🤖 AI Summary
To address the bandwidth reservation challenge for latency-sensitive vehicular applications in multi-operator vehicular networks—characterized by highly volatile bandwidth availability, uncertain pricing, and stringent low-latency and high-reliability requirements for safety-critical services—this paper proposes a regionalized modeling framework coupled with an adaptive composite Markov Decision Process (MDP). The framework integrates Temporal Fusion Transformer (TFT)-based time-series modeling with Dueling Deep Q-Network (Dueling DQN) reinforcement learning. Leveraging real-synthetic hybrid data, it employs multi-stage transfer learning to enhance policy generalization across heterogeneous network regions. Experimental results demonstrate that the proposed method achieves up to 40% reduction in bandwidth cost while strictly satisfying end-to-end latency constraints and ensuring access fairness. It significantly outperforms baseline strategies, effectively balancing real-time performance, economic efficiency, and cross-operator resource allocation fairness.
📝 Abstract
Onsite bandwidth reservation requests often face challenges such as price fluctuations and fairness issues due to unpredictable bandwidth availability and stringent latency requirements. Requesting bandwidth in advance can mitigate the impact of these fluctuations and ensure timely access to critical resources.
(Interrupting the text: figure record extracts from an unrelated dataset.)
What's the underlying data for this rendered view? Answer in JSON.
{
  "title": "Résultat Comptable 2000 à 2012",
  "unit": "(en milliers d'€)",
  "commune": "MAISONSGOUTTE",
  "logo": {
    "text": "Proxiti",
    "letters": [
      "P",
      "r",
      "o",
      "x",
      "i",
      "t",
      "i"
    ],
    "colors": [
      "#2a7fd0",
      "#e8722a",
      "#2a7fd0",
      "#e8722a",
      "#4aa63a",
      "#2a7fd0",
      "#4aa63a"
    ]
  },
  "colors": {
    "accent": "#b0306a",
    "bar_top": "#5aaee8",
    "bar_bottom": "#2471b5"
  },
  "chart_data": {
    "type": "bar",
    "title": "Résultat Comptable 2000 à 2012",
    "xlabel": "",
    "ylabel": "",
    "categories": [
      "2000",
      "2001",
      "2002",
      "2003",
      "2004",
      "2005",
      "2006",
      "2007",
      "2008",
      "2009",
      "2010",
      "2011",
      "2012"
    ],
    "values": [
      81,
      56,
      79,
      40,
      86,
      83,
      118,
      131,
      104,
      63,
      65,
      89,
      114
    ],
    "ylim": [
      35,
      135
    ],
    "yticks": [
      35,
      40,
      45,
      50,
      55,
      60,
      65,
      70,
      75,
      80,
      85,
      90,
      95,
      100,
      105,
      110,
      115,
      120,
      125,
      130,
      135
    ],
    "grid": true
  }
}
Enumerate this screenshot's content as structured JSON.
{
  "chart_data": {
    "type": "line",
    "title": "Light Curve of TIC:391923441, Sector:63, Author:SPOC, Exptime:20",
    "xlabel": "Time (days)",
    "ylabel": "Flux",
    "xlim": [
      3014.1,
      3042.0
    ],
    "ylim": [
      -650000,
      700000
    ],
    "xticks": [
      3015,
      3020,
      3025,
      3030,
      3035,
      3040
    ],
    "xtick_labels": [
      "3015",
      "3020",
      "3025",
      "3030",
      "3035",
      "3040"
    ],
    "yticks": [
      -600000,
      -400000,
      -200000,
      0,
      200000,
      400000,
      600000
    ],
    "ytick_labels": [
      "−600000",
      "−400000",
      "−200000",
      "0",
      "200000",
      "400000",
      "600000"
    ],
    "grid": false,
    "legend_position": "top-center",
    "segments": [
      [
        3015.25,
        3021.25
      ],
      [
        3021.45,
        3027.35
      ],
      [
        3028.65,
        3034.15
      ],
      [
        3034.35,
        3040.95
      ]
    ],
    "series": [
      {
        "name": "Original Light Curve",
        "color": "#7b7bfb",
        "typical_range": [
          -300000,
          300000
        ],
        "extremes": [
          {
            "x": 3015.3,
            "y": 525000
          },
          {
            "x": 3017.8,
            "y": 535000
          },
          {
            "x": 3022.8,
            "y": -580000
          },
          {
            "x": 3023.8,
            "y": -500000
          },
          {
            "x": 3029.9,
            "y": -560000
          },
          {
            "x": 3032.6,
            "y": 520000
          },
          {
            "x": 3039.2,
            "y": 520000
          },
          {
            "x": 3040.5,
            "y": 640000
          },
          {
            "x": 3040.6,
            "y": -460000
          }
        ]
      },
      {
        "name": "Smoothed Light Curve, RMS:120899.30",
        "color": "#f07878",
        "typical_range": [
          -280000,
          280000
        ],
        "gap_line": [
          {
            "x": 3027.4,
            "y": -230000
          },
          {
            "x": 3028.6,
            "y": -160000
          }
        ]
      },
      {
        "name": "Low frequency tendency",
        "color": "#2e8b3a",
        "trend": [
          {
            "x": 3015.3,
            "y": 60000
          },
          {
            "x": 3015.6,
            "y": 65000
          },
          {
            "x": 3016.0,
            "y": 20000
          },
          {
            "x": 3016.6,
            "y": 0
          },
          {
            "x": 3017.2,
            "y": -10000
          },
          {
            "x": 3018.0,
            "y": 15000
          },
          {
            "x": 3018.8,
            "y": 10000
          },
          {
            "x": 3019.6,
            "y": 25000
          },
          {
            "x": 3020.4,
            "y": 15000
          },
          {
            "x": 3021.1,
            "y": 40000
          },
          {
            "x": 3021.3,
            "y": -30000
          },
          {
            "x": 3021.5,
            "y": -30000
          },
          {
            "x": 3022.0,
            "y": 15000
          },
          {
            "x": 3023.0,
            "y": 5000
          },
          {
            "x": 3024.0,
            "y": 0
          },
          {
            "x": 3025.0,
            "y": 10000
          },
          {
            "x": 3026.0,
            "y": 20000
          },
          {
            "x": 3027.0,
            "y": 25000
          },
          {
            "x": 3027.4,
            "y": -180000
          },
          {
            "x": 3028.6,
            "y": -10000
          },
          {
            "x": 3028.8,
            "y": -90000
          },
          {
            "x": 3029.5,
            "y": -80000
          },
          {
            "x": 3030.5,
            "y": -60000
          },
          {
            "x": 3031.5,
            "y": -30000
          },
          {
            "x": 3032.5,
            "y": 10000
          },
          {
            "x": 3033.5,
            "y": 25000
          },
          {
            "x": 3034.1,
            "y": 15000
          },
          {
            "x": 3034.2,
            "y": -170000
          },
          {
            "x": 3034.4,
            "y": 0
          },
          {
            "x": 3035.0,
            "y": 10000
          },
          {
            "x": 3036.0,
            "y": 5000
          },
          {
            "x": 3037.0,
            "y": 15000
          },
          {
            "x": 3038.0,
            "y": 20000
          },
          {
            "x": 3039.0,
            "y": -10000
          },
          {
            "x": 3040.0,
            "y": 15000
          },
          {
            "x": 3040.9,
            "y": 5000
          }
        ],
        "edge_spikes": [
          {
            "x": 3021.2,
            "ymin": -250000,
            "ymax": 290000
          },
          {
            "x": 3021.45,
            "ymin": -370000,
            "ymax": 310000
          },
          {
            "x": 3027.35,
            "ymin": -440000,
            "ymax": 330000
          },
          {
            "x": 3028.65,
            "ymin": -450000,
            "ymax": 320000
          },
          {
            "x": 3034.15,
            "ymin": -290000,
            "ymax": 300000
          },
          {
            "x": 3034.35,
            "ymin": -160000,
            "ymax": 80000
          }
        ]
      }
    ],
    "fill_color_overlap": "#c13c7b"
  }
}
In a multi-Mobile Network Operator (MNO) environment, vehicles need to select cost-effective and reliable resources for their safety-critical applications. This research aims to minimize resource costs by finding the best price among multiple MNOs. It formulates multi-operator scenarios as a Markov Decision Process (MDP), utilizing a Deep Reinforcement Learning (DRL) algorithm, specifically Dueling Deep Q-Learning. For efficient and stable learning, we propose a novel area-wise approach and an adaptive MDP synthetic close to the real environment. The Temporal Fusion Transformer (TFT) is used to handle time-dependent data and model training. Furthermore, the research leverages Amazon spot price data and adopts a multi-phase training approach, involving initial training on synthetic data, followed by real-world data. These phases enable the DRL agent to make informed decisions using insights from historical data and real-time observations. The results show that our model leads to significant cost reductions, up to 40%, compared to scenarios without a policy model in such a complex environment.